Tomographic methods analyze the arrival times of body waves, namely P and S-waves. During this analysis, tomographic techniques determine the parameters of the constructed model. In tomographic methods, parameterization is applied to the model in order to define the crust and mantle structure. In parameter determination, the geometry of the structure is first established. Tomographic inversion was performed using the LSQR (Least Squares QR, a conjugate gradient-based least-squares algorithm) method, which is widely applied to solve large-scale linear systems such as those derived from P- and S-wave arrival time data in seismic tomography studies. The Vp and Vs velocity models were obtained using a 10 km grid spacing through an iterative inversion procedure. The inversion was carried out using the LSQR algorithm with a damping factor of 10, which was selected based on several trial inversions to achieve an optimal balance between minimizing data misfit and preventing excessive model roughness. The resulting average errors were approximately 0.7% for Vp and 0.9% for Vs.
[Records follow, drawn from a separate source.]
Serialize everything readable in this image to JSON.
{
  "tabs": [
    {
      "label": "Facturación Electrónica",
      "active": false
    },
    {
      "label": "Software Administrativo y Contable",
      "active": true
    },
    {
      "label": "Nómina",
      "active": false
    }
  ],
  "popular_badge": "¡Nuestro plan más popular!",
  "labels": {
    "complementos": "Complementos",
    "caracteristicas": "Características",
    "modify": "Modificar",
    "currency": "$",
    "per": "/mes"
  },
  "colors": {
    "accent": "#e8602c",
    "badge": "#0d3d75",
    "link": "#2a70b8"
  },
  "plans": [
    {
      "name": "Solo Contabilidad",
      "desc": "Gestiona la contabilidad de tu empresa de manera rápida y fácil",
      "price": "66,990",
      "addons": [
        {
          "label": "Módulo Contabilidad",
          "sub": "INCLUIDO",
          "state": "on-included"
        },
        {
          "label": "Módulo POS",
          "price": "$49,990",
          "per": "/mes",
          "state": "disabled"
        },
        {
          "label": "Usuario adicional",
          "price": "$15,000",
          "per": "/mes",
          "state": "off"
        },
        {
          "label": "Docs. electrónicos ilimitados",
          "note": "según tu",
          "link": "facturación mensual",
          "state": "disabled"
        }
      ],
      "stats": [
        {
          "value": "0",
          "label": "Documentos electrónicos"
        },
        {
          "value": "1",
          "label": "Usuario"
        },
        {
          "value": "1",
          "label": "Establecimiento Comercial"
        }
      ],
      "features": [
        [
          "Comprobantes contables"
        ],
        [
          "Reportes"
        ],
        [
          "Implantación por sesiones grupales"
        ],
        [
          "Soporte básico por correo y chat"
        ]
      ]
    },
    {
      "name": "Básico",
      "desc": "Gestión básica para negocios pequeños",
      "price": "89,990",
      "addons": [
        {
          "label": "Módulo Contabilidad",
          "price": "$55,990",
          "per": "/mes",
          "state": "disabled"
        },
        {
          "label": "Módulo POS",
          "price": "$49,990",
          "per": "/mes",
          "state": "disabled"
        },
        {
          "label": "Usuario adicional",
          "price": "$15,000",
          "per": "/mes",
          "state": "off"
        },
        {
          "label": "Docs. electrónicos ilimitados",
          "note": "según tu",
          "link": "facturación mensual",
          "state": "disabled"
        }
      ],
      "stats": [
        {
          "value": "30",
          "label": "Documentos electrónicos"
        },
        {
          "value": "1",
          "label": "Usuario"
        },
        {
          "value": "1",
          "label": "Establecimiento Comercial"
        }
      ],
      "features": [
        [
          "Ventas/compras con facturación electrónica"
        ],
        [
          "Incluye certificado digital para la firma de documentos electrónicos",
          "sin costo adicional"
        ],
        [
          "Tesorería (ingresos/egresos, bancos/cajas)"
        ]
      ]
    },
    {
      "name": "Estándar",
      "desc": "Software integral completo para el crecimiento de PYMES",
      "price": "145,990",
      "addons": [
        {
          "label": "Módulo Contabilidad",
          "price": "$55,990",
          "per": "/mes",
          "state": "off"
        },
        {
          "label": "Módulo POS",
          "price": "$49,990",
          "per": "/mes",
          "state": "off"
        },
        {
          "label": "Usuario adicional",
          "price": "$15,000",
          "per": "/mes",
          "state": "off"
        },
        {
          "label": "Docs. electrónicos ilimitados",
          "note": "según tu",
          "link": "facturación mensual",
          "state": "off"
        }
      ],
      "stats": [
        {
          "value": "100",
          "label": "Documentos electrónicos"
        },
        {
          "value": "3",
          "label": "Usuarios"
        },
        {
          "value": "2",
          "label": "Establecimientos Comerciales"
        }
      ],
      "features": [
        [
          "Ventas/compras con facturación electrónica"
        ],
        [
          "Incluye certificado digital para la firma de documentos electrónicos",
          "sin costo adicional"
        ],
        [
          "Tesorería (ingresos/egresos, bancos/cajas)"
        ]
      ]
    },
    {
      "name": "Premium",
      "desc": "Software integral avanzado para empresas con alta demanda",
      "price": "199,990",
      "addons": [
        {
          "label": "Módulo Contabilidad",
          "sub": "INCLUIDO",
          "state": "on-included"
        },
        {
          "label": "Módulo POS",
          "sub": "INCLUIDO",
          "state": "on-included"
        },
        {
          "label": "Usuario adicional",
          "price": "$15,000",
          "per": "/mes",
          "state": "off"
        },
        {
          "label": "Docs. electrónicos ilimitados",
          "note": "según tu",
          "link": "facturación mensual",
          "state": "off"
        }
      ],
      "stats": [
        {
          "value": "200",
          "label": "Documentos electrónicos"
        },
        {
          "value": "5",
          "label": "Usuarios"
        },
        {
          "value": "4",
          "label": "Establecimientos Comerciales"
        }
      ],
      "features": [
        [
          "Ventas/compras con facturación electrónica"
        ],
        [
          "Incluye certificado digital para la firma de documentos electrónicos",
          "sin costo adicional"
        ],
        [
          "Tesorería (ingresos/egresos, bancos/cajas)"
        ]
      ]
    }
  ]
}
These error levels were reached after four iterations, as further iterations did not lead to any significant improvement in either residual reduction or the overall velocity structure.

After the model parameters are determined, three-dimensional velocity variations at each point between velocity discontinuities and at surrounding points are calculated, and various velocity discontinuity models are adopted within the model space. These models represent the approximate velocity values within the Earth’s crust [1,23].

The method involves constructing a two-dimensional grid network in order to determine the variation in velocity distribution with depth. Velocity changes within the depth distribution of this grid network are then identified. When the velocity variations at the grid nodes are known, the velocity value at any point within the grid network is estimated by proportional interpolation based on the distances to the four surrounding nodes of that point. Subsequently, the actual velocities are calculated using this proportional interpolation function [24].

2.2. Data

The study area covers the Marmara Sea located between 39.50 and 42.00° N latitudes and 26.00–30.50° E longitudes. The catalog and bulletin data recorded by seismic stations operated by the Turkish Republic Boğaziçi University Kandilli Observatory and Earthquake Research Institute Regional Earthquake-Tsunami Monitoring Center were used. This network comprises 44 broadband seismometers and 18 short-period seismic stations. The seismic network provides continuous real-time recordings of P- and S-wave arrivals, enabling precise earthquake location and source parameter estimation. The dataset used in this study consists of 123,908 P-wave and 112,352 S-wave arrival times obtained from 23,672 earthquakes that occurred between 2011 and 2023, with magnitudes ranging from 1.5 to 6.2, as shown in Figure 4. Some earthquakes were not included in the inversion due to insufficient station coverage, specifically when they were recorded by eight or fewer seismic stations. The dataset used in the inversion analyses includes earthquake date, origin time, latitude, longitude, depth, magnitude (Md), RMS, residual values, and P- and S-wave arrival times.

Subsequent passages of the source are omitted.